Ascending The Mississippi
( Originally Published 1900 )
Westward from Lake Michigan all the railroads are laid across the prairie land en route to various cities on the Mississippi River, several of them having St. Paul and Minneapolis for their objective points, although some go by quite roundabout ways. The great "Father of Waters" comes from Northern Minnesota, flows over the Falls of St. Anthony at Minneapolis, and is a. river of much scenic attractiveness down to Dubuque and Rock Island, its width being usually about three thousand feet, excepting at the bends, which are wider, the picturesque bluffs encasing the valley sometimes rising six hundred feet high. The railways leading to it traverse the monotonous level of prairie in Illinois and Wisconsin, excepting where a stream may make a gorge, and the face of the country is everywhere almost the same. The Moline Rapids in the Mississippi above Rock Island afford good water-power, and here the Government, owning the island, has established a large arsenal, which is the base for all the western army supplies. The admirable location has made cities on either bank, Rock Island in Illinois and Davenport in Iowa, both being commercial and manufacturing centres, and the latter city having the larger population, The Mississippi flows through rather wide valley, with pleasant shores, having villas dotted on their slopes. The Moline Rapids, which are said to have a water-power rivalling the aggregate of all the cataracts in New England, descend twenty-two feet in a distance of fourteen miles. Above them, the river flows between Illinois and Iowa, and various flourishing towns are passed, the largest being Dubuque, with fifty thousand people, the chief industrial city of Iowa, and a centre of the lead and zinc manufacture of the Galena district. This was the first settlement made by white men in Iowa, the city being named for Julien Dubuque, a French trader, who came in 1788 with a small party to work the lead-mines. Iowa is known as the " Hawkeye State," and its name is of Dakotan Indian derivation, meaning "drowsy,",, which, however, is hardly the proper basis for naming such a wide-awake Commonwealth. Opposite Dubuque is the northern boundary of Illinois, and above, the Mississippi separates Iowa from Wisconsin.
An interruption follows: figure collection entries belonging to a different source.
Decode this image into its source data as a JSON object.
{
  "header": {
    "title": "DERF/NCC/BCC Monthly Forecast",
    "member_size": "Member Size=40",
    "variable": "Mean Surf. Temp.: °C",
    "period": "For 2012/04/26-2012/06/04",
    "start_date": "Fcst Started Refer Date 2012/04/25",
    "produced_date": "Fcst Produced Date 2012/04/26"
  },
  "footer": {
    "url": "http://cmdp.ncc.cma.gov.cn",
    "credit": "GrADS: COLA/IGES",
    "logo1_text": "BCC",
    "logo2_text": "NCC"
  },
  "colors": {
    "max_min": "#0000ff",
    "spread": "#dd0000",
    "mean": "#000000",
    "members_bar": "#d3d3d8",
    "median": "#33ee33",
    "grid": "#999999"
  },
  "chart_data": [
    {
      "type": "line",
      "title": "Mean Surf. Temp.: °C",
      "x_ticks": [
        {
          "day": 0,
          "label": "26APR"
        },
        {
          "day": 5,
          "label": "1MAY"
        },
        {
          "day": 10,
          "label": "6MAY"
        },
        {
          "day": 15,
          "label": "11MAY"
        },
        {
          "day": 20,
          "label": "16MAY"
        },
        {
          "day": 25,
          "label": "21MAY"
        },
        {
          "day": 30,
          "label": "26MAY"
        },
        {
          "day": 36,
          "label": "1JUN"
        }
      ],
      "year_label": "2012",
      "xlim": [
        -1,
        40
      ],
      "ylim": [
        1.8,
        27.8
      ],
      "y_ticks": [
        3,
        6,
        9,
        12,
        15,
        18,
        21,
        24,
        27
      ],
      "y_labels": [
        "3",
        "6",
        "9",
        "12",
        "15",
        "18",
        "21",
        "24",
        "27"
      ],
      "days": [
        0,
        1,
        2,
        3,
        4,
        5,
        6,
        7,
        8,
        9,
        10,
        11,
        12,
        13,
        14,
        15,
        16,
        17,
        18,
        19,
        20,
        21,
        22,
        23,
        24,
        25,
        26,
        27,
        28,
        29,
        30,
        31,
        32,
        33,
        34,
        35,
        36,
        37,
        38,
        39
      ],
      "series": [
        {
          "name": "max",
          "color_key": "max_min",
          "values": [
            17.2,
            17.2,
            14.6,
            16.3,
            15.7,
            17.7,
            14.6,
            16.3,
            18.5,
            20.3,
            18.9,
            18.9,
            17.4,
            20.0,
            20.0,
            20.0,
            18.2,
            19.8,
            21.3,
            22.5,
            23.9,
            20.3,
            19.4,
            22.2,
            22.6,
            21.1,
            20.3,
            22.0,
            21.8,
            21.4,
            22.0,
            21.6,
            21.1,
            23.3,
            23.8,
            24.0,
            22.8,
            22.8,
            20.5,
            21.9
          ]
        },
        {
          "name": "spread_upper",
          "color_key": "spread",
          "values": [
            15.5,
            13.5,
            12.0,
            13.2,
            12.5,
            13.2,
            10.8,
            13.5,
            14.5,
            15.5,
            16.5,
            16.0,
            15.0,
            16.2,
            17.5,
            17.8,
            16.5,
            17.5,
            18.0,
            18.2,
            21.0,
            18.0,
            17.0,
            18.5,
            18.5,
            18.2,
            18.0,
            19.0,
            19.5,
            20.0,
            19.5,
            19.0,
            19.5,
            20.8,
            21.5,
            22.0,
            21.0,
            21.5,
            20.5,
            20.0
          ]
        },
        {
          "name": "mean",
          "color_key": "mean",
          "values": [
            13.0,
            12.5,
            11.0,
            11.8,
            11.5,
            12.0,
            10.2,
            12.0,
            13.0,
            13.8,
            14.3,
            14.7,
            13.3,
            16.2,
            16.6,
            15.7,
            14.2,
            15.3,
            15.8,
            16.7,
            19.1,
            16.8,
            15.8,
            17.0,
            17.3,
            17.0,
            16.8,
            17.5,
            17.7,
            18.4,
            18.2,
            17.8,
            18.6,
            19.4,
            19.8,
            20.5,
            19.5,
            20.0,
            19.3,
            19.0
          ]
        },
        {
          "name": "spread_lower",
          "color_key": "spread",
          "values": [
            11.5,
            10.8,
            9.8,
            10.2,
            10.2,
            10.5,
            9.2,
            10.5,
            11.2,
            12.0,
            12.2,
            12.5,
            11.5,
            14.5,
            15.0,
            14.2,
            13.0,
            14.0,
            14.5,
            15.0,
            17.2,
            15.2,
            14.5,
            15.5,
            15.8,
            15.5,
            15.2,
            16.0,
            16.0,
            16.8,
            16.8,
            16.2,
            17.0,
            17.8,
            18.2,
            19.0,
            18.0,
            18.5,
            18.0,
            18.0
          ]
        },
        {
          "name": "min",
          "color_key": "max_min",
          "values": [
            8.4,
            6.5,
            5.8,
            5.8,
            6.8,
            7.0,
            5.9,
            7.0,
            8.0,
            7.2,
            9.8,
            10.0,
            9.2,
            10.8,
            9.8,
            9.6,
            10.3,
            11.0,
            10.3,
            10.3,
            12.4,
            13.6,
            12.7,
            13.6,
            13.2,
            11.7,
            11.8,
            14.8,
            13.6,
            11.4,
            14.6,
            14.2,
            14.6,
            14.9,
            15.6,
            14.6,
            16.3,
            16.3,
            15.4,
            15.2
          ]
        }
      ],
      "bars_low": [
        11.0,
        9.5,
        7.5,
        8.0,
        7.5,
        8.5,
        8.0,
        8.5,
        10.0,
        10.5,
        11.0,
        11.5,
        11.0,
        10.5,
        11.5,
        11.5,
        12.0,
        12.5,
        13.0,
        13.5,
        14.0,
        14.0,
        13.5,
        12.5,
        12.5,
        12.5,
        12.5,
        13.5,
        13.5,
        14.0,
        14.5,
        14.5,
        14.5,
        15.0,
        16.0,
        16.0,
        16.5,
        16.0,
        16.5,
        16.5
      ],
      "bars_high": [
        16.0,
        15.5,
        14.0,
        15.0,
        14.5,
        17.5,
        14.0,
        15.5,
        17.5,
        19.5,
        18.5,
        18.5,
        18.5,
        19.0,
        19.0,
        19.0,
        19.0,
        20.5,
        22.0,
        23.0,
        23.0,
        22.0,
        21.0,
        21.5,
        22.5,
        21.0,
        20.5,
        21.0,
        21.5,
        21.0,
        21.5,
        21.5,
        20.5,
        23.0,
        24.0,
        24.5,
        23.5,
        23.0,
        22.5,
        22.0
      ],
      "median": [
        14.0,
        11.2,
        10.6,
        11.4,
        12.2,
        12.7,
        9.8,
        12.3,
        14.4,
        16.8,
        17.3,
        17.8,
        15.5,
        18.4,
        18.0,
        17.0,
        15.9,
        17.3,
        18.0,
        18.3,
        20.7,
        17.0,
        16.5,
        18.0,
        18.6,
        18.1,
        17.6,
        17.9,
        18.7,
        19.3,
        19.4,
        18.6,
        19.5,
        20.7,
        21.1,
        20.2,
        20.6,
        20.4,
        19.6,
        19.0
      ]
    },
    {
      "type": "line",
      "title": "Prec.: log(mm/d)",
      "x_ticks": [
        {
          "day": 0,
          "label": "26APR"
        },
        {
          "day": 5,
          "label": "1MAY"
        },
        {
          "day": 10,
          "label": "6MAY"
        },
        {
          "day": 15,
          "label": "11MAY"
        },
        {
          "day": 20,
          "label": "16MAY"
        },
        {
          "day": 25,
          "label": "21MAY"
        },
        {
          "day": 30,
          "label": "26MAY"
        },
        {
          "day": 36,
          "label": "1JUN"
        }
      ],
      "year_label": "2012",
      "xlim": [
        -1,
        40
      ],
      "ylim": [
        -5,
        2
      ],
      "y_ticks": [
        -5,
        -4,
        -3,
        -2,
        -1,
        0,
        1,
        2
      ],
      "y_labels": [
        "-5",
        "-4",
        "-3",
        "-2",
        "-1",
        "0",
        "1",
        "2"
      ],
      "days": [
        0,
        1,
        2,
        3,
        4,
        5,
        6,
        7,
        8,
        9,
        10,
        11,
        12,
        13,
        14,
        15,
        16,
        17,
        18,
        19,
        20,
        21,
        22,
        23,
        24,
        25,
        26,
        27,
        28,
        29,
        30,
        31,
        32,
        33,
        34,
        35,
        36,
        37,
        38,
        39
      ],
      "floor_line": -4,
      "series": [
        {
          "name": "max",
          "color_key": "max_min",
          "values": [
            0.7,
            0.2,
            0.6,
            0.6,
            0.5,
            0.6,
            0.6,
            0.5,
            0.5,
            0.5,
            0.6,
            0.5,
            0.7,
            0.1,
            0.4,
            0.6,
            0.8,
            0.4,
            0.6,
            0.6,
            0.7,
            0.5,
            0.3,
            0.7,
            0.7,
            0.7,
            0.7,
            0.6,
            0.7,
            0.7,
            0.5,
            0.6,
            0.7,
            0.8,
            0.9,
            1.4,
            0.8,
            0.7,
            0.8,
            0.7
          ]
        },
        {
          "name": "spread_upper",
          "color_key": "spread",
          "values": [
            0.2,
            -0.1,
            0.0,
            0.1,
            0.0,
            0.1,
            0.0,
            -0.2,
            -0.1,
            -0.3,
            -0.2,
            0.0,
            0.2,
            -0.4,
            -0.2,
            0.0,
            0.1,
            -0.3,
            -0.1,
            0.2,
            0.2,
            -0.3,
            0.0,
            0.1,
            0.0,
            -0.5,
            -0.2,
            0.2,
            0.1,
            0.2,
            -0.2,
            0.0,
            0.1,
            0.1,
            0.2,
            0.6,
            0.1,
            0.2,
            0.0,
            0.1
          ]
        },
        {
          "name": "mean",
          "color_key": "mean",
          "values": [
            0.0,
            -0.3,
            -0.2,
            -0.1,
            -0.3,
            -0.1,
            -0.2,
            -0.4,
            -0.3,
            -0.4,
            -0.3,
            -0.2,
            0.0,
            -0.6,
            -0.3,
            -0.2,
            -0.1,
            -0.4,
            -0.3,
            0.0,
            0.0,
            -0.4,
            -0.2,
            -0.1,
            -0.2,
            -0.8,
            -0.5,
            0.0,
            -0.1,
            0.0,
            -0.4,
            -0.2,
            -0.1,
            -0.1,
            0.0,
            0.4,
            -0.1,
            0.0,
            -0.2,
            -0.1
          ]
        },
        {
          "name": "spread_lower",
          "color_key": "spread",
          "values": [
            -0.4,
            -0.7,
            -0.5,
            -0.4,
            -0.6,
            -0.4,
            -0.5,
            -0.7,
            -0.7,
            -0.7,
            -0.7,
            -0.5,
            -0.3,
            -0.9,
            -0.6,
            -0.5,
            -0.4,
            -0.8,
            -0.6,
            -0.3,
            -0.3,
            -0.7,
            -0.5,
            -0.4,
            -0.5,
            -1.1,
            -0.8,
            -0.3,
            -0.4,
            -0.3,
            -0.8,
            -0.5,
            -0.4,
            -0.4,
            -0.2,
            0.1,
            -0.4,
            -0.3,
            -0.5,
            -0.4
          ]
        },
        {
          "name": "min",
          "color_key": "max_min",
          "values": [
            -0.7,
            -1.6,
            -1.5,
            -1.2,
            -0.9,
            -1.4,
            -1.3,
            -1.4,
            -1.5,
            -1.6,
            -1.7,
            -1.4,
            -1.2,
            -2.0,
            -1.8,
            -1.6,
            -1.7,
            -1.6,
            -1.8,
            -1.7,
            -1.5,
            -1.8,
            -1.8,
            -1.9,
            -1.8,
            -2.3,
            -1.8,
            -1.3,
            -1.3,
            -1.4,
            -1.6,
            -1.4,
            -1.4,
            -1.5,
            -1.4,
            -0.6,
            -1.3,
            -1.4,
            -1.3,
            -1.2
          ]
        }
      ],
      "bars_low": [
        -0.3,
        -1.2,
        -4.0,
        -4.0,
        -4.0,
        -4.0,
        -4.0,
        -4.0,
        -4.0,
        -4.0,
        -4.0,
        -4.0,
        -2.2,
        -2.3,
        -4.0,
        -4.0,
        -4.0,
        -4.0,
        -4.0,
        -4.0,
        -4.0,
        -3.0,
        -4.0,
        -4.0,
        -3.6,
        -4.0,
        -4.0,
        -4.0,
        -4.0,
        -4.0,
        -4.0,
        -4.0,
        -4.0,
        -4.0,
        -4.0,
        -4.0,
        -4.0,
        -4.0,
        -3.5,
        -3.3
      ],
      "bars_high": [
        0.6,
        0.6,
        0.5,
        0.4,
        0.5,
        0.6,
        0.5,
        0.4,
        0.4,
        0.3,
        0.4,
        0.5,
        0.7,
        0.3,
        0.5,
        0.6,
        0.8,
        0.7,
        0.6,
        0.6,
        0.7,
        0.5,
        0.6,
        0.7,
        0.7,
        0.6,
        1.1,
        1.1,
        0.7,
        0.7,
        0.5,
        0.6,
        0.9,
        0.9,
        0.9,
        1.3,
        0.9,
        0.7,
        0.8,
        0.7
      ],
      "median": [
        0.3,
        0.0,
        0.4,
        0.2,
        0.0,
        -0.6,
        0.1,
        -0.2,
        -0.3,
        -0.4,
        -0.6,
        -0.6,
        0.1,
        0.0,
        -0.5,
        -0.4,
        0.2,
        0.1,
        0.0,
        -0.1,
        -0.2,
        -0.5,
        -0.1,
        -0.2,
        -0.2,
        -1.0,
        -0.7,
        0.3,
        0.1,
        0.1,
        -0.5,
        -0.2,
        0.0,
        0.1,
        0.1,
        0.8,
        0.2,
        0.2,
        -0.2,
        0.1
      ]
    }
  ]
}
The Mississippi bordering bluffs now rise much higher and become more picturesque, Eagle Point, near Dubuque, being elevated three hundred feet. Prairie du Chien, just above the mouth of Wisconsin River, was one of the earliest French military posts. This region was the scene of the "Black Hawk War," that chief of the Sacs battling to get back certain lands which in 1832 had been ceded by the Sac and Fox Indians to the United States. He was finally defeated back of the western river shore, the boundary between Iowa and Minnesota being nearby.
Minnesota is the " North Star State," and its India name, taken from the river, flowing into the Mississippi above St. Paul, means the " cloudy water. The river scenery becomes more and more picturesque as the Mississippi is ascended, the bluffs rising to higher elevations. La Crosse is a great lumber manufacturing town, drawing its timber from both Minnesota and Wisconsin. Above, where islands dot the channel, is perhaps the most beautiful section of the river. Trempealeau Island, five hundred feet high, commands a magnificent view, and the Black River flows in through' a splendid gorge. Winona is a prominent grain-shipping town, and at Wabasha the river expands into the beautiful Lake Pepin, thirty miles long and from three to five miles wide, with attractive shores and many popular re-sorts. Over the lake rise the bold round headland of Point No Point on one side and the Maiden Rock on the other. St. Croix River flows in above on the eastern bank, making an enlargement known as St. Croix Lake, and the upper Mississippi is now wholly within Minnesota, having here at the head of navigation the famous " Twin Cities" of St. Paul and Minneapolis.